Tirei essa foto em 2022, em numa praia em A Guardia, na Galícia. Assim que despontamos na curva da rua onde está a praia vi os policiais e logo o corpo coberto. Saquei o smartphone do bolso imediatamente e tirei a foto antes que alguém notasse minha condição de freak. Desci para a praia menos curioso para ver o morto do que a reação à sua presença.

Era indisfarçável não apenas uma curiosidade, mas uma excitação que as pessoas dissimulavam em nome do respeito que a circunstância devia inspirar. Minha cara era de indisfarçável deleite, pois eu constatava dissimulado em cada rosto o mesmo interesse pelo macabro e pelo mórbido que eu tinha desde jovem. Hipócritas, pensava.

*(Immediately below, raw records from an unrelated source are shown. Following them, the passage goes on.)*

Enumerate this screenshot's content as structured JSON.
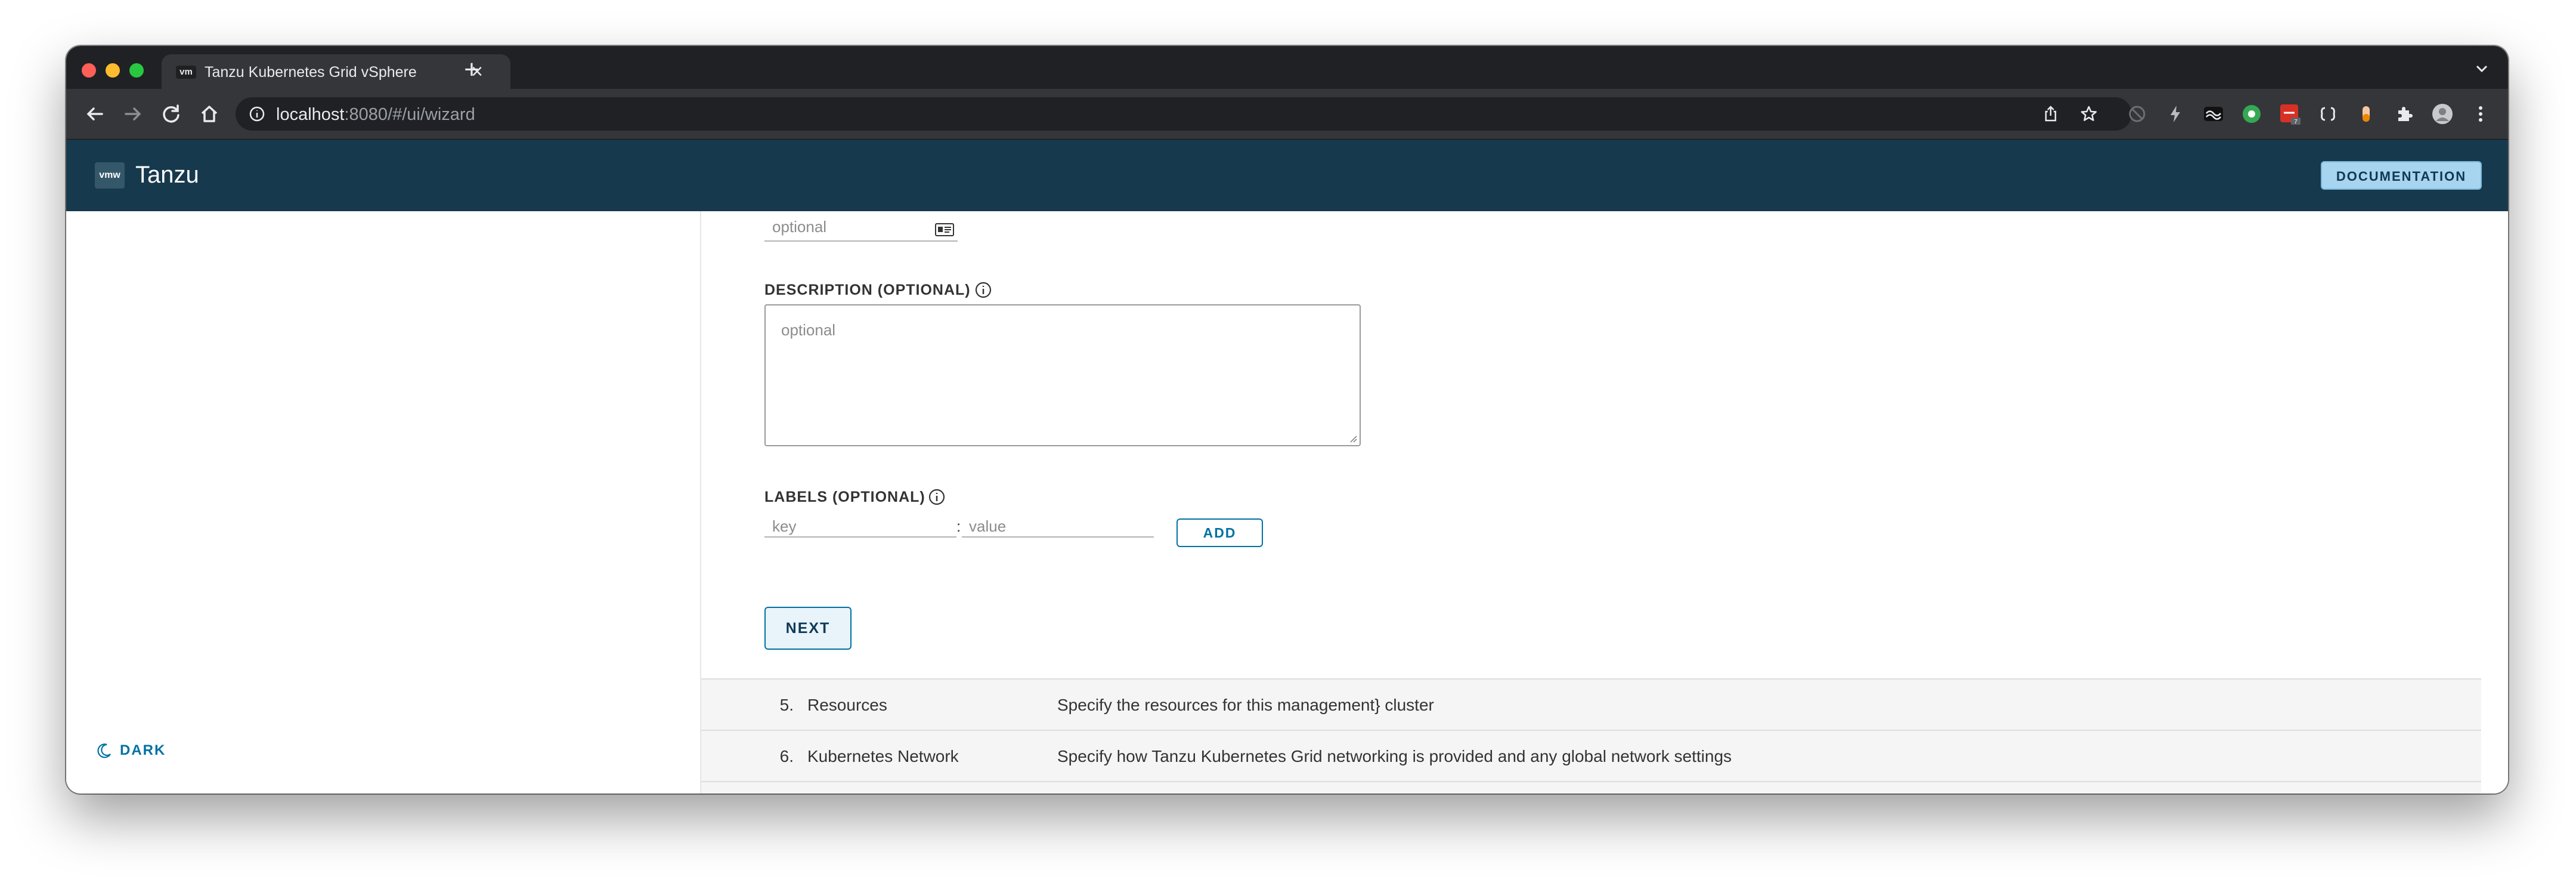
{
  "browser": {
    "tab": {
      "favicon_text": "vm",
      "title": "Tanzu Kubernetes Grid vSphere"
    },
    "url": {
      "host": "localhost",
      "rest": ":8080/#/ui/wizard"
    },
    "extensions": [
      "share-icon",
      "bookmark-star-icon",
      "blocked-extension-icon",
      "lightning-extension-icon",
      "wave-extension-icon",
      "green-extension-icon",
      "red-extension-icon",
      "code-extension-icon",
      "pill-extension-icon",
      "puzzle-extension-icon",
      "profile-avatar",
      "menu-dots-icon"
    ],
    "red_extension_badge": "7"
  },
  "app": {
    "logo": "vmw",
    "brand": "Tanzu",
    "documentation_label": "DOCUMENTATION",
    "dark_toggle_label": "DARK"
  },
  "form": {
    "name_placeholder": "optional",
    "description": {
      "label": "DESCRIPTION (OPTIONAL)",
      "placeholder": "optional"
    },
    "labels": {
      "label": "LABELS (OPTIONAL)",
      "key_placeholder": "key",
      "separator": ":",
      "value_placeholder": "value",
      "add_label": "ADD"
    },
    "next_label": "NEXT"
  },
  "steps": [
    {
      "num": "5.",
      "name": "Resources",
      "description": "Specify the resources for this management} cluster"
    },
    {
      "num": "6.",
      "name": "Kubernetes Network",
      "description": "Specify how Tanzu Kubernetes Grid networking is provided and any global network settings"
    }
  ],
  "colors": {
    "header_bg": "#17394d",
    "accent": "#0072a3",
    "doc_button_bg": "#a7d4ef"
  }
}
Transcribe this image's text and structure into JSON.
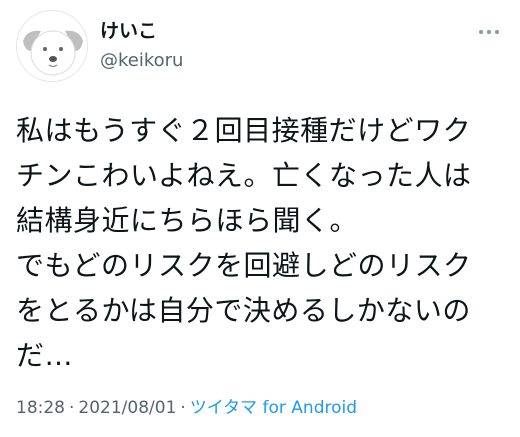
{
  "author": {
    "display_name": "けいこ",
    "handle": "@keikoru",
    "avatar_icon": "dog-avatar-icon"
  },
  "tweet": {
    "lines": [
      "私はもうすぐ２回目接種だけどワク",
      "チンこわいよねえ。亡くなった人は",
      "結構身近にちらほら聞く。",
      "でもどのリスクを回避しどのリスク",
      "をとるかは自分で決めるしかないの",
      "だ…"
    ]
  },
  "meta": {
    "time": "18:28",
    "separator": "·",
    "date": "2021/08/01",
    "source": "ツイタマ for Android"
  },
  "menu": {
    "icon": "more-options-icon"
  },
  "colors": {
    "text": "#0f1419",
    "secondary": "#536471",
    "link": "#1d9bf0"
  }
}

A civilização mascara desejos e sentimentos nada civilizados, que as pessoas não admitem, mas que só precisam encontrar as circunstâncias apropriadas para vir a tona. O Nevoeiro encena uma dessas circunstâncias. Fogueiras, enforcamentos, linchamentos, será que tudo isso nos é verdadeiramente estranho? Não creio que precisamos ser civilizados no sentido de não sentir desejos mórbidos, macabros ou bizarros. Não acho nem sequer que os homens devem abandonar seu natural gosto pela crueldade, mas que todos estes desejos habitem nosso inconsciente e conduzam inconscientemente nossas ações, isso sim é apavorante.